Cynamonowe pozdrowienia,


Ania & Piotr

piątek, 6 lutego 2015

Czerwone i czarne na talerzu, czyli czarny makaron z pomidorowym sosem

Witajcie Kochani,

Cierpimy ostatnio na „czasobrak”. Miało być spokojniej, bo Ania jest już po obronie doktoratu i nie ma już tego całego zamieszania z tym związanego. Jak to jednak w życiu bywa, przypełzało kilka innych spraw o terminie realizacji na wczoraj. Dlatego też w naszej kuchni ostatnio dominują dania, które da się przyrządzić jak najszybciej. Szybko jednak nie oznacza dla nas byle jak. W tym kompromisów nie ma. :)

Czy jedzenie, które ma być szybkie w wykonaniu może ciekawie wyglądać i świetnie smakować? Tak, tak, i jeszcze raz tak.
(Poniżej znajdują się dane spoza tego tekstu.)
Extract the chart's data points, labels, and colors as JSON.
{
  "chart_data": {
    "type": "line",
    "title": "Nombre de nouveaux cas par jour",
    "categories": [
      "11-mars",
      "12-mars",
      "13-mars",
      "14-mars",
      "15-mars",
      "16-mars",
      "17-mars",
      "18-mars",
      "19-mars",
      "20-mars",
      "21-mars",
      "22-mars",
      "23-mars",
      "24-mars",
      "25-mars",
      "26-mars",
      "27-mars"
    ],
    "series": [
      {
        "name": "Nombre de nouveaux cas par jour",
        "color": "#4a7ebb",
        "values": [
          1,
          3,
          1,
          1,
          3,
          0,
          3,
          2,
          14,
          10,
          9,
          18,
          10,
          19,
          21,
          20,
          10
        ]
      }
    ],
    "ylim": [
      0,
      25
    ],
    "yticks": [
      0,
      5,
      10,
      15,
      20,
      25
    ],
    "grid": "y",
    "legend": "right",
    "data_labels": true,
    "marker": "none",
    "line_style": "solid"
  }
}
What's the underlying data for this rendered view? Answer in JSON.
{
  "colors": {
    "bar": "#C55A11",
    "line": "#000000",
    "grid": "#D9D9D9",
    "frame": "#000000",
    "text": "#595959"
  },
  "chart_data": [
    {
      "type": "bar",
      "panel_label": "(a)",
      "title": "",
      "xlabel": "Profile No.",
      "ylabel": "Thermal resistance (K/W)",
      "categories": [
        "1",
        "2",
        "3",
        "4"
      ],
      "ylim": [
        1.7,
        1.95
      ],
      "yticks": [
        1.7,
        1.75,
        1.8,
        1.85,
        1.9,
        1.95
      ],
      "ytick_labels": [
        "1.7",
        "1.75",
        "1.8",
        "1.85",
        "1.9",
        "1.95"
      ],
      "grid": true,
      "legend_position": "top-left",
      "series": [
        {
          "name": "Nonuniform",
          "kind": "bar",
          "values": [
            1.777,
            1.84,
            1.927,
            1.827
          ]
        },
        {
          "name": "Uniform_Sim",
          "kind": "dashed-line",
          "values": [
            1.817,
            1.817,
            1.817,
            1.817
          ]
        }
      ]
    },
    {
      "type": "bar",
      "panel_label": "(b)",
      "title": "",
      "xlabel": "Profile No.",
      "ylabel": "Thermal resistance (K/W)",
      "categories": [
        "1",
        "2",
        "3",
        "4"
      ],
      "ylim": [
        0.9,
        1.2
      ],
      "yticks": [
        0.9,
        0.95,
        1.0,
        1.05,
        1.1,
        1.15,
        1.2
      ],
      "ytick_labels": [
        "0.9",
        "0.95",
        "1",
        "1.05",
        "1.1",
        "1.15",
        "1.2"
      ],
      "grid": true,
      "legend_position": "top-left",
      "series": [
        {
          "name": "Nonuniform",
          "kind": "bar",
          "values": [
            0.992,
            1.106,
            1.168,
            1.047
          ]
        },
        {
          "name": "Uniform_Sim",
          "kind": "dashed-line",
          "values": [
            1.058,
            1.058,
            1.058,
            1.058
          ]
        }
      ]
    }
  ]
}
Dlatego dziś mamy dla Was propozycję na czerwone i czarne. Nasza propozycja to czarny makaron – tagliolini – al nero di seppia z lekko pikantnym sosem pomidorowym oraz z prażonymi pestkami dyni i słonecznikiem. Piękny kontrast na białych talerzach, a do tego dopieszczone kubki smakowe. Przygotowanie zajmuje tylko tyle czasu, ile ugotowanie makaronu. Czego chcieć więcej. :)

Czarny makaron z pikantnym sosem pomidorowym oraz prażonymi pestkami dyni i słonecznikkiem
Czerwone i czarne na talerzu

Składniki (na 2-3 osoby):
- 250 g czarnego świeżego makronu (u nas świeże tagliolini czarne dzięki barwnikom pozyskanym z mątwy, może być tez inny makaron)
- puszka pokrojonych pomidorów bez skóry
- 1 duża cebula
- 1 garść pokrojonych czarnych oliwek
- 1 garść pestek dyni
- 1 garść ziaren słonecznika
- 1 łyżka stołowa posiekanego świeżego chili
- 1 posiekany ząbek czosnku
- 1 łyżka oliwy
- 0,5 łyżeczki bazylii suszonej
- 0,5 łyżeczki cynamonu mielonego
- 0,5 łyżeczki słodkiej papryki
- sól i pieprz do smaku
Tagliolini

Wykonanie:
Wykonanie zabiera mało czasu. Wstawiamy wodę na makaron, a w tym czasie na suszej patelni prażymy pestki dyni i słonecznik. Zdejmujemy pestki z patelni. Wlewamy łyżkę oliwy, dodajemy cebulę, czosnek i chili. Smażymy, aż cebula się zeszkli. Następnie na patelni lądują pomidory z puszki, oliwki oraz przyprawy: bazylia, cynamon, słodka papryka. Woda na pewno się już na makaron wrze, więc wrzućcie go do niej i gotujcie według przepisu na opakowaniu. Sos na patelni doprawcie solą i pieprzem do smaku i dajcie mu czas do chwili, aż makaron będzie gotowy. Odcedzony makaron ułóżcie na talerzach, polejcie sosem pomidorowym, a po wierzchu posypcie uprażonymi wcześniej pestkami. Rewelacja dla oczu i podniebienia! :)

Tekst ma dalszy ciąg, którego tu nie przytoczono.